Warum solltest du als Mann stark, selbstbewusst und dominant sein müssen, warum solltest du als Frau dich ständig zurücknehmen, schüchtern und versorgend sein müssen? – und was lässt uns Menschen abwertend begegnen, wenn sie Charaktereigenschaften haben, die nicht den Idealen, die den zwei biologischen Geschlechtern anhaften, entsprechen? Ist männlich wirklich gleich männlich, und weiblich gleich weiblich?

Warum solltest du als Frau anders sein, wenn du auch andere Frauen sexuell anziehend findest, warum solltest du als Mann anders sein, wenn du auch gerne mit anderen Männern rummachst?
Wir sollten versuchen, uns gegenseitig so zu akzeptieren, wie wir nun einmal sind, unabhängig unserer Äußerlichkeiten, unabhängig davon, ob wir Normen erfüllen oder nicht.


Doch unsere Toleranz sollte nicht so weit gehen, dass wir sogar Intoleranz akzeptieren – lasst uns die Intoleranz erforschen, ihr auf die Schliche kommen, sie entlarven und so für einen toleranten Umgang miteinander kämpfen!

Kein Schweigen, kein Vergeben!

    Der Nationalsozialismus -
    der Terror des Faschismus,
    die Verfolgung einer Minderheit,
    um den deutschen Imperialismus voranzutreiben,
    um die deutsche Rasse zu vereinen und zu stärken getrieben vom Kapital.

Juden, Roma, „Ausländer“ sowie Homosexuelle – wurden seit jeher verfolgt und ausgegrenzt.
Faschisten bedienten sich der Sündenbock-Ideologie und trieben diese schließlich zur systematischen Ermordung von 6 Millionen Menschen, darunter zehntausende homosexuelle Männer und Frauen.

Dem arischen Mann als Ideal, sollte es wichtig und zur Aufgabe sein das deutsche Blut an nächste Generationen weiterzuvererben. Dies war nur erreichbar, durch heterosexuellen Geschlechtsverkehr.
Der homosexuelle Mann, konnte so nicht als Zeugungsmaschine funktionieren, die homosexuelle Frau nicht als freiwillige Gebärmaschine. Sie waren der deutschen Rasse ein Laster und mussten verschwinden.

Die Faschisten rechtfertigten, erfreuten und kämpften für die Verfolgung und Ermordung homosexueller Männer sowie die Vergewaltigung von homosexuellen Frauen.
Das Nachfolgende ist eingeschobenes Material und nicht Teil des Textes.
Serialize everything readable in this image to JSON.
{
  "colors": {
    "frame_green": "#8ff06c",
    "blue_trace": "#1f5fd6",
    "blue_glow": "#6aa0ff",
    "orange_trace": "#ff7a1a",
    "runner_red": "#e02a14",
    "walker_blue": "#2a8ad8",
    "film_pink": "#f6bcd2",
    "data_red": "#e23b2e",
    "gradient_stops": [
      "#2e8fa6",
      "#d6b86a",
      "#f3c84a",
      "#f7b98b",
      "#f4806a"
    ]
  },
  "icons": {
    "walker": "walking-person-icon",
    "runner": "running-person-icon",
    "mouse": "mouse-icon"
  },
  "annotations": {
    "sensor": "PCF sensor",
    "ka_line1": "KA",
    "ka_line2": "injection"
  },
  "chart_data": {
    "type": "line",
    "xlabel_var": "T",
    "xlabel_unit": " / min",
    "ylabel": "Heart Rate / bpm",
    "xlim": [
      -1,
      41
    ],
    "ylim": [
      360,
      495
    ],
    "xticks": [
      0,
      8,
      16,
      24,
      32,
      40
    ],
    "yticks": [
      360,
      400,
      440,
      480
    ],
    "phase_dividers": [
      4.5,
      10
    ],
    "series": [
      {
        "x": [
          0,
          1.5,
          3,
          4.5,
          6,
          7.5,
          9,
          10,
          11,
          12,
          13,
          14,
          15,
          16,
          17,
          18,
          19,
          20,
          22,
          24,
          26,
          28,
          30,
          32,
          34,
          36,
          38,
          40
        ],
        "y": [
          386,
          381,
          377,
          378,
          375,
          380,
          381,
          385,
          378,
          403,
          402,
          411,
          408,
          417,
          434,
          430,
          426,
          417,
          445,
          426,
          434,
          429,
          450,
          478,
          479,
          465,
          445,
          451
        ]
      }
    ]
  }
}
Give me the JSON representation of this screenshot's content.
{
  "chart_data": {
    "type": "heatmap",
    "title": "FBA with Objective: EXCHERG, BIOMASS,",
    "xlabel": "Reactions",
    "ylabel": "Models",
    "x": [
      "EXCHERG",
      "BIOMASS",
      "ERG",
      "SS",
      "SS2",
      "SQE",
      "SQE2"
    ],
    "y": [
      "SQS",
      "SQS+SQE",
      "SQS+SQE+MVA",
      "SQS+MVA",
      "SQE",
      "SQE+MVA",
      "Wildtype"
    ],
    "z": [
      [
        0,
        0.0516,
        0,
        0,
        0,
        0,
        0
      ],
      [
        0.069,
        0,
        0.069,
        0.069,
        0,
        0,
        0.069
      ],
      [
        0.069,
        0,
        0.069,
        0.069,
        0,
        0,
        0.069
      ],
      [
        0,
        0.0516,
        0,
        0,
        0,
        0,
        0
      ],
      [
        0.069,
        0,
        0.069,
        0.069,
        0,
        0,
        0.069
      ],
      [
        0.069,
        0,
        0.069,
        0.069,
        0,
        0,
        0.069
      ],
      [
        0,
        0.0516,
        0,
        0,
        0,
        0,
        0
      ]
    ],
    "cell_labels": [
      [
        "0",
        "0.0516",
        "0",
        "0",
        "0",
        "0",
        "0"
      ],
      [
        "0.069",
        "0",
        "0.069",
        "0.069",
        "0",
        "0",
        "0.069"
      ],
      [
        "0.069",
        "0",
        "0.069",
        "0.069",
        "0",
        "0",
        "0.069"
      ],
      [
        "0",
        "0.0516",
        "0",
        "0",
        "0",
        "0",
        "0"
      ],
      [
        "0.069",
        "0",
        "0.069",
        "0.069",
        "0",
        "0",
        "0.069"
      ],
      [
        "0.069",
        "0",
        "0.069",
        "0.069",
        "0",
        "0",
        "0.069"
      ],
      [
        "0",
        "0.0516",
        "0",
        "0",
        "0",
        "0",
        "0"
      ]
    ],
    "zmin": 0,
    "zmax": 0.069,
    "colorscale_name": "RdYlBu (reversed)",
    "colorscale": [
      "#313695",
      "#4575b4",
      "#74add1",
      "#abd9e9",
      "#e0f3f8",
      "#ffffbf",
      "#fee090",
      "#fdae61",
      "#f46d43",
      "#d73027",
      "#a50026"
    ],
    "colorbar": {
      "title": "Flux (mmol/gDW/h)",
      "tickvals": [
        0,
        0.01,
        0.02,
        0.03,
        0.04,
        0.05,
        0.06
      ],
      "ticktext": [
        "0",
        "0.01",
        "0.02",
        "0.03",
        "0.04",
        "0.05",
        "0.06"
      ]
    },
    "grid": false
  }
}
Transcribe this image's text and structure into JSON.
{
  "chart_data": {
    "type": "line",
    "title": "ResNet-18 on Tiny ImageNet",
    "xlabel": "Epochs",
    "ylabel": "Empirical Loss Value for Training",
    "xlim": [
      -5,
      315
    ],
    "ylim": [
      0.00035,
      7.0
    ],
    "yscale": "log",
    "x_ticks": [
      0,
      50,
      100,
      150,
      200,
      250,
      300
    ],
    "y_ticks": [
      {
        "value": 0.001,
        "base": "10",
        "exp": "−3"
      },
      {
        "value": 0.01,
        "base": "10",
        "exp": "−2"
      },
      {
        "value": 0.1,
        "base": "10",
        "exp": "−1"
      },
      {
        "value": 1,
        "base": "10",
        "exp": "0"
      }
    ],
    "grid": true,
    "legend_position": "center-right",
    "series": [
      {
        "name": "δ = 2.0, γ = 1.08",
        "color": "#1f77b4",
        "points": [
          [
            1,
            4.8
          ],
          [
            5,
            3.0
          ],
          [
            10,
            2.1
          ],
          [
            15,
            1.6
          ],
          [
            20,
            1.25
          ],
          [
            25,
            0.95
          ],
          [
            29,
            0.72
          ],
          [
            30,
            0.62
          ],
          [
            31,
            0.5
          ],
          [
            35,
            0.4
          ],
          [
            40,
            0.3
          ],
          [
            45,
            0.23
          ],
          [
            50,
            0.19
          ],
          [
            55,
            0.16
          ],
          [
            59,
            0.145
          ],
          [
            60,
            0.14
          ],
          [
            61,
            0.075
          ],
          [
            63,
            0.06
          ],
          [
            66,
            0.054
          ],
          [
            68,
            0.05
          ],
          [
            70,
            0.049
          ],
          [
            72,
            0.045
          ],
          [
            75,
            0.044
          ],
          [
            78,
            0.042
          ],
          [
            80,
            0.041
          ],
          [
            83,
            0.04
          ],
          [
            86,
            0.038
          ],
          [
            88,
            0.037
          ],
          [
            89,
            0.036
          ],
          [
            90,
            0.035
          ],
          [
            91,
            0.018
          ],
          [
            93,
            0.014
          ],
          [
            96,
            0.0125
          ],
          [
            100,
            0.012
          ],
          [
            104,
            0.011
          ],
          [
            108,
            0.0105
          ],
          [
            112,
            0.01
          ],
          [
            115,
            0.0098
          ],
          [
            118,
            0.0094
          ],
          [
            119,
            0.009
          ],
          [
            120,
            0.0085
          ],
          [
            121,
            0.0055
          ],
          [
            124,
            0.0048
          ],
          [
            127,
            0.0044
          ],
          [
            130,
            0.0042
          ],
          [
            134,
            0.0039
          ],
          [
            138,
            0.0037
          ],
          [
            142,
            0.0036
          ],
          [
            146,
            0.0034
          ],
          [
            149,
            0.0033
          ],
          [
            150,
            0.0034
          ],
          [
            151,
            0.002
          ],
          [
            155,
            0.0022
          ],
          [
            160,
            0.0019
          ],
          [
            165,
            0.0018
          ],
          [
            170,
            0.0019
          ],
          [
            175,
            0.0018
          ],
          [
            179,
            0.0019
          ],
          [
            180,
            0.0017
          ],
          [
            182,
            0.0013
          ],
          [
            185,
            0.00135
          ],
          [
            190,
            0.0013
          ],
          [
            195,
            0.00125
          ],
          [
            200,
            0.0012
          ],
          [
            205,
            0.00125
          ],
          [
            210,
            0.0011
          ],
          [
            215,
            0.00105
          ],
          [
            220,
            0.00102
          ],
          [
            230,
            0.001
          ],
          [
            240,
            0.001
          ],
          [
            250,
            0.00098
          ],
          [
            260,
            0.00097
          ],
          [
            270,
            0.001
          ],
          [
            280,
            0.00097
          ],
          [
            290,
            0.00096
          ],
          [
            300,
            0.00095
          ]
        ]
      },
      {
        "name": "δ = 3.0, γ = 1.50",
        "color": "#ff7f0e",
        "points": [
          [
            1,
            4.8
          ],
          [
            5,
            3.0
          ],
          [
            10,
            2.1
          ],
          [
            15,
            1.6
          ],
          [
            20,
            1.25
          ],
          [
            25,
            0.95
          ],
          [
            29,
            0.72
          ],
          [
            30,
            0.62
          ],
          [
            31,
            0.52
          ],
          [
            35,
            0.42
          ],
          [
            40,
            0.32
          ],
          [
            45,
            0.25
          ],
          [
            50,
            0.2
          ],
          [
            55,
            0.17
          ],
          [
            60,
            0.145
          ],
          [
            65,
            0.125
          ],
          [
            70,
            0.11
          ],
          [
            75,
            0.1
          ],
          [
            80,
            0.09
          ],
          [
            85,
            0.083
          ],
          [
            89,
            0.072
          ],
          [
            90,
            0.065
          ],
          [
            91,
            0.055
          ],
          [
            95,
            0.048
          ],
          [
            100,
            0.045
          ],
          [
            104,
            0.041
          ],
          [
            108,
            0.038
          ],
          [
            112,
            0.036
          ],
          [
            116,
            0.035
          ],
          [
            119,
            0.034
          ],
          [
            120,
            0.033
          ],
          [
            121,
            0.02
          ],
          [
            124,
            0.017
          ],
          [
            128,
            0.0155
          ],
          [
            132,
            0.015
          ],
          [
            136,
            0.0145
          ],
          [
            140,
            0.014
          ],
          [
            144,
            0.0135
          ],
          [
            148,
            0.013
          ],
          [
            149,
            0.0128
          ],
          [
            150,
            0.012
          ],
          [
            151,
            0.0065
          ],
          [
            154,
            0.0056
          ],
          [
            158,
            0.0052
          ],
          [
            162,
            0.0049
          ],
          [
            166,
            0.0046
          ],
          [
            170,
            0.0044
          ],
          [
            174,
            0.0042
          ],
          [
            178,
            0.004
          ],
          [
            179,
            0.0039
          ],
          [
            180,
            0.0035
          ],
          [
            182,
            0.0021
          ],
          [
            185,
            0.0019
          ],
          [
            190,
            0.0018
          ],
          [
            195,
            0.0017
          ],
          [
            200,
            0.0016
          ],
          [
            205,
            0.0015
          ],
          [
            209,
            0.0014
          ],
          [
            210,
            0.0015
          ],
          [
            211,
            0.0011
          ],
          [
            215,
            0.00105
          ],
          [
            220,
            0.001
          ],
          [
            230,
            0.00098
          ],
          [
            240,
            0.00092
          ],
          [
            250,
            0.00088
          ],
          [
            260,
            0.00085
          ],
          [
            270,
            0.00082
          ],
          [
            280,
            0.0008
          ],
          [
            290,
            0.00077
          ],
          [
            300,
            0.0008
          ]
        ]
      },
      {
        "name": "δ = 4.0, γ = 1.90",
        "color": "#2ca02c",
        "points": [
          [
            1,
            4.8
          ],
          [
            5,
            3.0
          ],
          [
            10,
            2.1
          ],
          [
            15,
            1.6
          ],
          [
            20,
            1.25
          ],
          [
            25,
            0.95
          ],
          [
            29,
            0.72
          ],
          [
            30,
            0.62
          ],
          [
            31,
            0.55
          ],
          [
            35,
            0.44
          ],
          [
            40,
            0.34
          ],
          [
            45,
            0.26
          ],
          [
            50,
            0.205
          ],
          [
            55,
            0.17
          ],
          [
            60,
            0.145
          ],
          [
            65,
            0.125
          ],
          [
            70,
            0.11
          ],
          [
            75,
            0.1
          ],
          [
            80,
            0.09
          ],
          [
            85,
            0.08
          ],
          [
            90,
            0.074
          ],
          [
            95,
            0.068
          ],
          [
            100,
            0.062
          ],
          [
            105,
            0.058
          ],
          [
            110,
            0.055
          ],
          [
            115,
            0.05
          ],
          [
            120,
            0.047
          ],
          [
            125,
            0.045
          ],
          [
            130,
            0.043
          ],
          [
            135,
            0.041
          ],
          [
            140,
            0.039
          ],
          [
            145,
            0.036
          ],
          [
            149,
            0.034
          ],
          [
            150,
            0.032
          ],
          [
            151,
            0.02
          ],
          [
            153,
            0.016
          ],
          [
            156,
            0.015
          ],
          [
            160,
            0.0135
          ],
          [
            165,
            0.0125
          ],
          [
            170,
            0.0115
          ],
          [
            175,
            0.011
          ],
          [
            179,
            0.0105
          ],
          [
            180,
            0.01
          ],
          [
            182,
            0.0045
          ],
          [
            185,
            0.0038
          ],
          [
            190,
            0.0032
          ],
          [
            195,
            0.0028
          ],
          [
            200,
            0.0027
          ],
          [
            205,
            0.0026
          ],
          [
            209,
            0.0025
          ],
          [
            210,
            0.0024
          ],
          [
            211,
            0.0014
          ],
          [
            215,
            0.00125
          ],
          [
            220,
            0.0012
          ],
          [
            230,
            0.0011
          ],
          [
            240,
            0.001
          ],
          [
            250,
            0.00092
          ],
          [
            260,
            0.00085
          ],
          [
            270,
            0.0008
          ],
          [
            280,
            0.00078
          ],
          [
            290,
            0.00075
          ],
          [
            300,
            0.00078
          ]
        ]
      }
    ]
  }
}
Der §175 ein Ausdruck des Hasses, gegen Homosexuelle auch selbst nach Ende des Krieges weiter als Gesetz der BRD geltend, erst 1989 vollständig abgeschafft, ist für uns kein Grund zum schweigen. Der sich nicht der heterosexuellen Norm anpassende Mann, ist auch heute noch starken Diskriminierungen ausgesetzt. „Schwul“ ist heute wiedermal oder immer noch
ein Schimpfwort. Dies zeigt die geistige und moralische Unreife die auch nach den schrecklichen Taten der Nationalsozialisten, immer noch nicht angekommen scheint.

Wer sich nicht anpasst,
Wer sich nicht nach Klischees abstempeln lässt,
Wer sein eigenes Leben lebt,
Der wird nach alldem immer noch ausgegrenzt und als minderwertig betrachtet,
als „ekelhaft“ und „widernatürlich“ beschimpft.

Wir gedenken der Verfolgten des Nationalsozialismus; heute besonders derer, die aufgrund ihrer Sexualität verfolgt und ermordet wurden und seit dem immer wieder in den Hintergrund geraten.
Wir stehen für eine Entwicklung hin zu einer Gesellschaft, die frei ist vom „Schubladen-Denken“ und die frei ist von der Hetero-Norm, die in der heutigen Gesellschaft die individuelle Auslebung unseres Charakters und unseres Lifestyles verhindern!
Wir werden nicht zulassen, dass Homosexuelle auf die selbe Weise diskriminiert werden, wie während des Nationalsozialismus – der Faschismus gehört raus aus den Köpfen der Menschen!

Aus diesen Gründen haben wir gestern an vielen Orten in Mitte des gesellschaftlichen Lebens
Kerzen aufgestellt und Gedenkzettel angebracht um die Diskriminierung Homosexueller während des Hitler-Regimes anzuprangern. Gemeinsam trauern wir um die Verfolgten und Ermordeten, gemeinsam rufen wir zur Aktion gegen Homophobie auf!